A Polish physicist has developed an exceptional inkjet processing technique for perovskites, a new line of cost-effective solar cells made under low temperatures. Perovskites technology will reshape the accessibility of solar power for everyone.
Mohammad KhajaNazeeruddin, a faculty employee at Switzerland's Federal Institute of Technology, said to be perovskite solar cells' potential could be utilized to address world energy poverty.
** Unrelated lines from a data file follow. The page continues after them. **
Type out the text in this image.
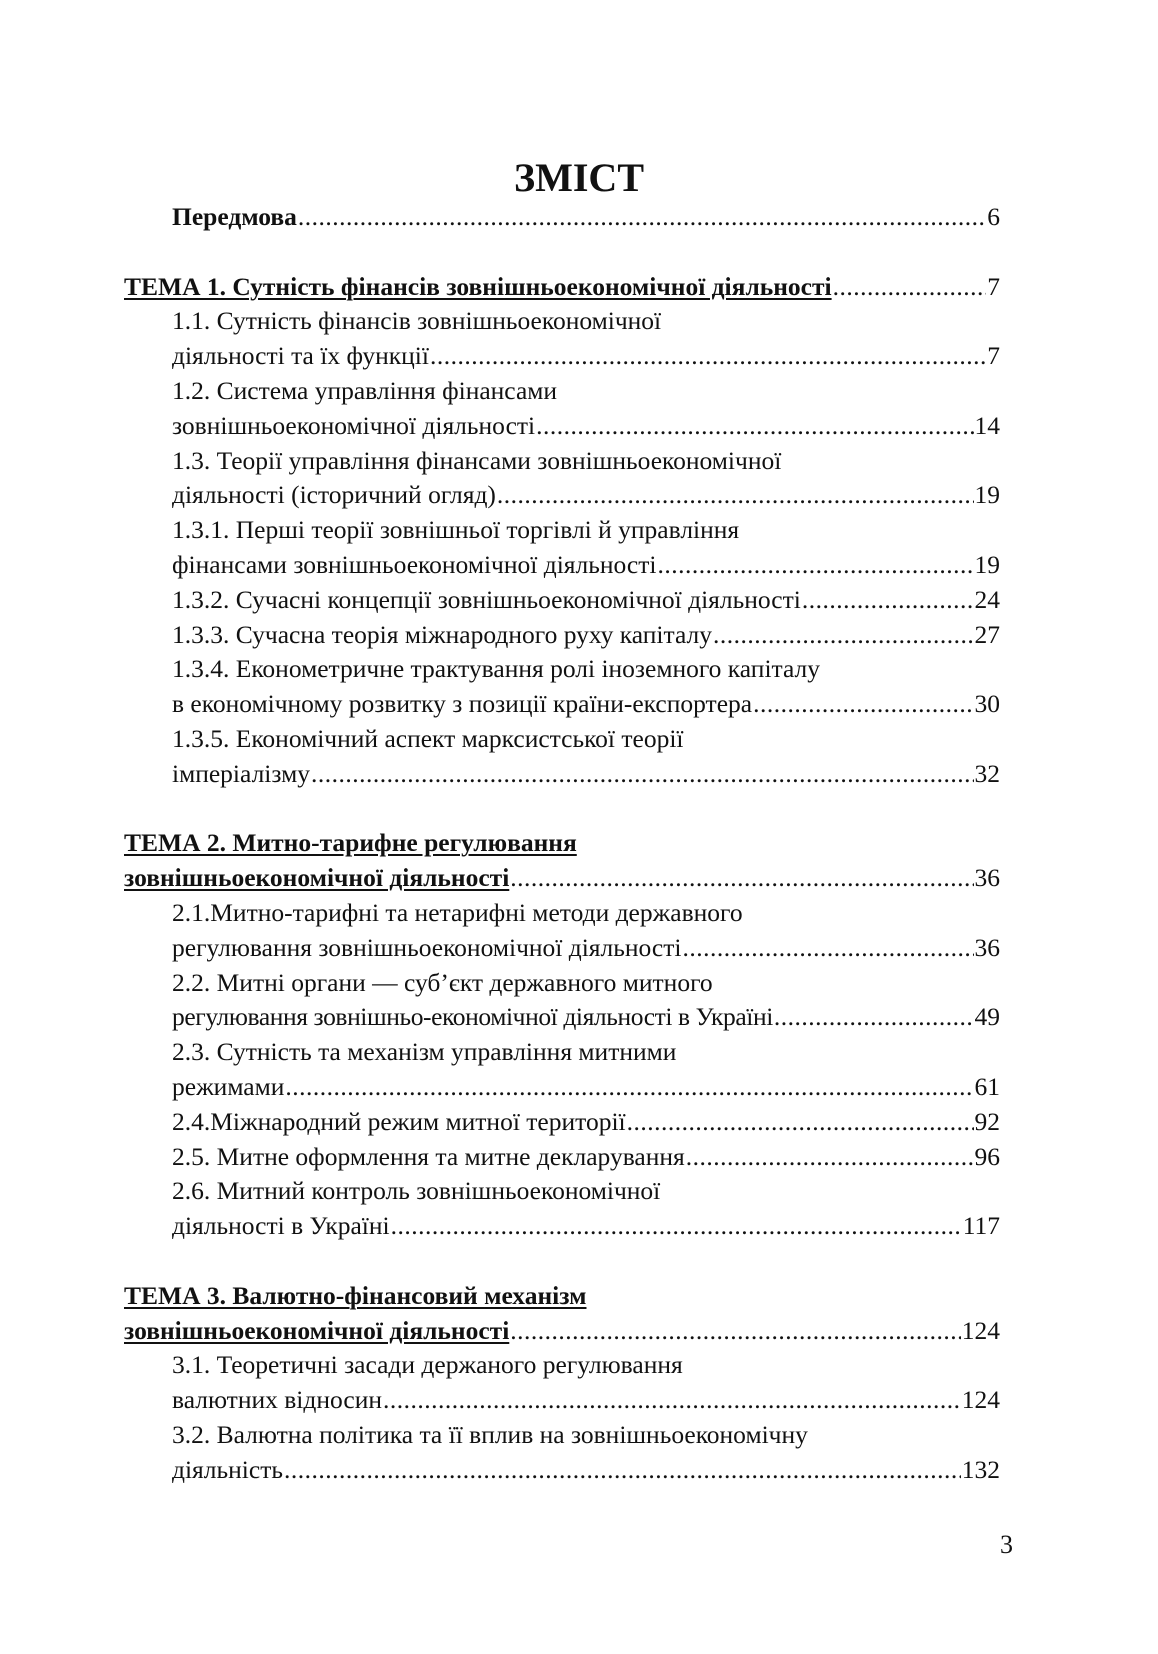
ЗМІСТ
Передмова .....	6
ТЕМА 1. Сутність фінансів зовнішньоекономічної діяльності .....	7
1.1. Сутність фінансів зовнішньоекономічної
діяльності та їх функції .....	7
1.2. Система управління фінансами
зовнішньоекономічної діяльності .....	14
1.3. Теорії управління фінансами зовнішньоекономічної
діяльності (історичний огляд) .....	19
1.3.1. Перші теорії зовнішньої торгівлі й управління
фінансами зовнішньоекономічної діяльності .....	19
1.3.2. Сучасні концепції зовнішньоекономічної діяльності .....	24
1.3.3. Сучасна теорія міжнародного руху капіталу .....	27
1.3.4. Економетричне трактування ролі іноземного капіталу
в економічному розвитку з позиції країни-експортера .....	30
1.3.5. Економічний аспект марксистської теорії
імперіалізму .....	32
ТЕМА 2. Митно-тарифне регулювання
зовнішньоекономічної діяльності .....	36
2.1.Митно-тарифні та нетарифні методи державного
регулювання зовнішньоекономічної діяльності .....	36
2.2. Митні органи — суб’єкт державного митного
регулювання зовнішньо-економічної діяльності в Україні .....	49
2.3. Сутність та механізм управління митними
режимами .....	61
2.4.Міжнародний режим митної території .....	92
2.5. Митне оформлення та митне декларування .....	96
2.6. Митний контроль зовнішньоекономічної
діяльності в Україні .....	117
ТЕМА 3. Валютно-фінансовий механізм
зовнішньоекономічної діяльності .....	124
3.1. Теоретичні засади держаного регулювання
валютних відносин .....	124
3.2. Валютна політика та її вплив на зовнішньоекономічну
діяльність .....	132
3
Solar panels coated with minerals are flexible, light, inexpensive, efficient, and come in a vast array of hues and degrees of transparency. The panels can be established on almost every surface like laptops, drones, cars, and buildings or to produce electricity even indoors.
Perovskite has occurred for a long time; it was first identified by Gustav Rose, a German mineralogist, while surveying the Ural Mountains and named the substance after Russian mineralogist Lev Perovskite.
After a few decades, integrating perovskite's atomic structure was made more accessible. Still, only in 2009 was it realized that perovskite could be used to make photovoltaic solar cells by Japanese researchers Tsutomu Miyasaka. In the beginning, processes were complicated, and they required ultra-high temperatures; glass was coated with perovskite because it could withstand extreme heat.
In 2013, while Malinkiewicz was still a Ph.D. student, she figured out a method to coat flexible foil with perovskites using the evaporation method. Later, Malinkiewicz invented an inkjet printing procedure that was cost-effective. As a result, mass production was made practicable, and the high temperature was no longer needed to coat things with a photovoltaic layer.
Saule, the company, co-founded by Malinkiewicz, is predicted to produce 40,000 square meters of the panel by the end of the year. Skanska, a Swedish construction group, evaluates the discussions on the facade of a building in Warsaw. The company also has a consenting partnership with Saule to use its solar cell technology in Europe projects.
Perovskites are shown to work even in places with less sunlight, and the technology is inching forward to creating energy-sufficient buildings. According to current estimates, the panel of 1.3 meters costs approximately 50 euros ($57), and the board would supply a day's energy required to power an office workstation.